# Day 02 - Project 1

## Wine Quality Prediction using Random Forest Regressor

### Step 1: Import Required Libraries
We import all necessary libraries for data handling, modeling, evaluation, and visualization.

In [None]:
# Numpy and Pandas for data manipulation
import numpy as np
import pandas as pd

# Matplotlib and Seaborn for data visualization
import matplotlib.pyplot as plt
import seaborn as sns

# Scikit-learn for model building and evaluation
from sklearn.model_selection import train_test_split
from sklearn.ensemble import RandomForestRegressor
from sklearn.metrics import mean_squared_error, r2_score

### Step 2: Load the Dataset
We load the red wine quality dataset. It uses semicolons as separators.

In [None]:
# Load the dataset (must be in the same directory)
df = pd.read_csv('winequality-red.csv', sep=';')
# Display first few rows to understand structure
df.head()

### Step 3: Explore the Dataset
Check data types, missing values, and feature distributions.

In [None]:
# Display structure and check for nulls
df.info()

# Statistical summary of numerical features
df.describe()

# Check for missing values in each column
df.isnull().sum()

In [None]:
# Plot the distribution of wine quality scores
sns.countplot(x='quality', data=df)
plt.title('Distribution of Wine Quality')
plt.xlabel('Quality Score')
plt.ylabel('Frequency')
plt.show()

### Step 4: Prepare Features and Target Variable
We separate the input features (X) and the target (y).

In [None]:
# X = all columns except 'quality'
X = df.drop('quality', axis=1)
# y = the target column we want to predict
y = df['quality']

### Step 5: Train-Test Split
Split data to train the model on part of it and test on unseen data.

In [None]:
# 80% training and 20% testing split
X_train, X_test, y_train, y_test = train_test_split(X, y, test_size=0.2, random_state=42)

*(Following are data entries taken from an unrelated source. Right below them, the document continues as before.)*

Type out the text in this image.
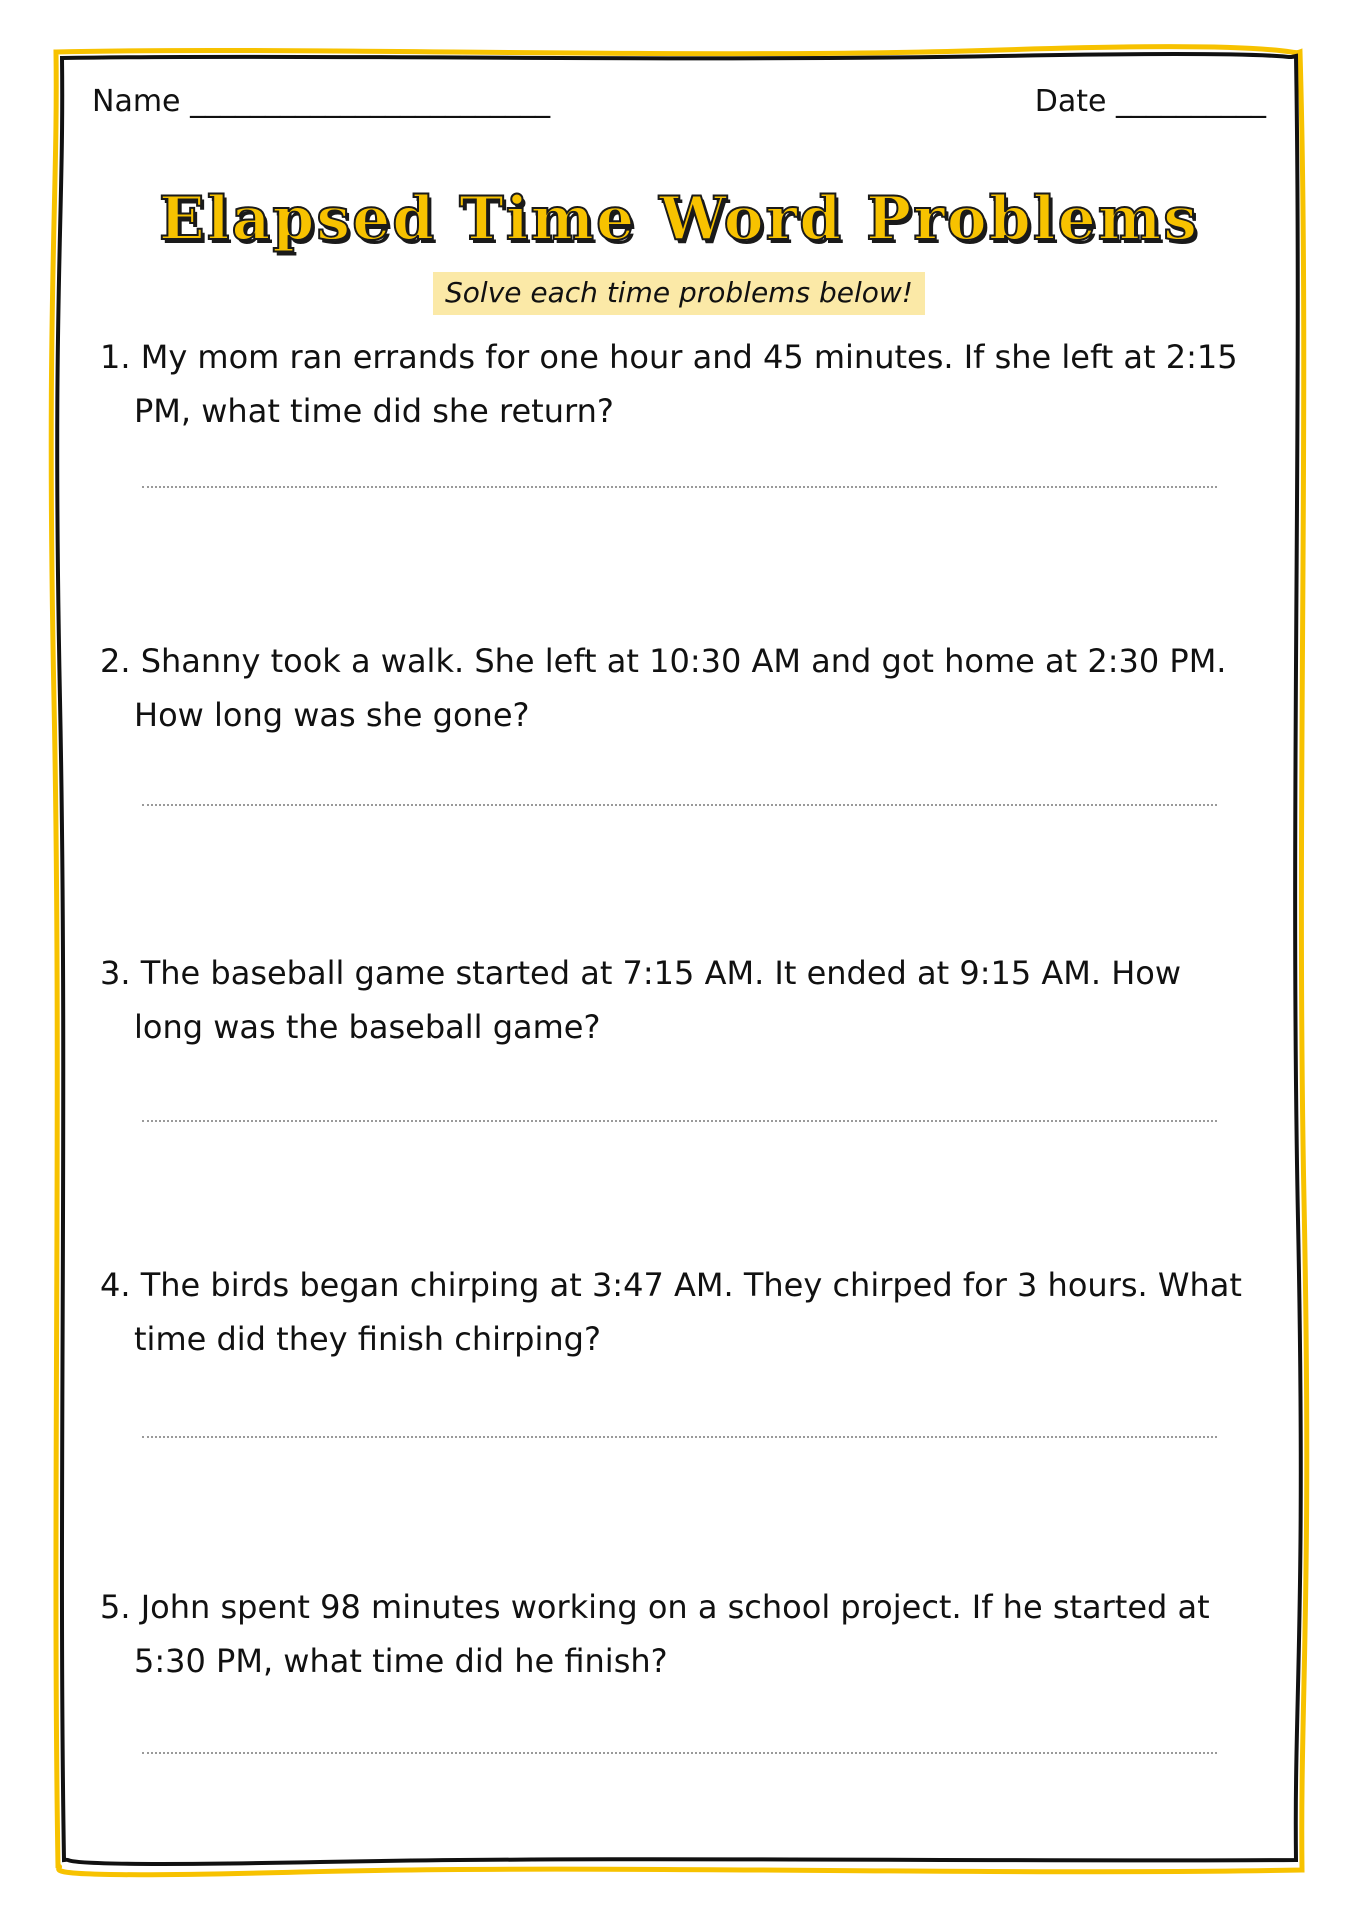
Name ________________________	Date __________
Elapsed Time Word Problems
Solve each time problems below!

1. My mom ran errands for one hour and 45 minutes. If she left at 2:15 PM, what time did she return?

2. Shanny took a walk. She left at 10:30 AM and got home at 2:30 PM. How long was she gone?

3. The baseball game started at 7:15 AM. It ended at 9:15 AM. How long was the baseball game?

4. The birds began chirping at 3:47 AM. They chirped for 3 hours. What time did they finish chirping?

5. John spent 98 minutes working on a school project. If he started at 5:30 PM, what time did he finish?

# Confirm shapes of the split
print('X_train shape:', X_train.shape)
print('X_test shape:', X_test.shape)

### Step 6: Train the Random Forest Regressor
Fit the model on training data to learn patterns.

In [None]:
# Create a Random Forest Regressor model
model = RandomForestRegressor(random_state=42)

# Train the model on the training data
model.fit(X_train, y_train)

### Step 7: Make Predictions
Use the trained model to predict wine quality on the test set.

In [None]:
# Predict on test data
y_pred = model.predict(X_test)

### Step 8: Evaluate the Model
Measure the model's performance using MSE, RMSE, and R² score.

In [None]:
# Mean Squared Error
mse = mean_squared_error(y_test, y_pred)
# Root Mean Squared Error
rmse = np.sqrt(mse)
# R-squared Score
r2 = r2_score(y_test, y_pred)

# Print evaluation metrics
print(f'MSE: {mse:.4f}')
print(f'RMSE: {rmse:.4f}')
print(f'R² Score: {r2:.4f}')

### Step 9: Feature Importance
Understand which features most influenced the model's decisions.

In [None]:
# Get importance of each feature from the model
importances = model.feature_importances_
feature_names = X.columns

# Create a DataFrame for visualization
importance_df = pd.DataFrame({'Feature': feature_names, 'Importance': importances})
importance_df = importance_df.sort_values(by='Importance', ascending=False)

# Plot feature importance
plt.figure(figsize=(10,6))
sns.barplot(x='Importance', y='Feature', data=importance_df)
plt.title('Feature Importances')
plt.show()

### ✅ Final Notes
- Random Forest Regressors handle non-linear relationships well.
- RMSE provides a sense of how far off predictions are (on average).
- Feature importances are a great way to understand model logic.
- Always explore and understand your data before training models.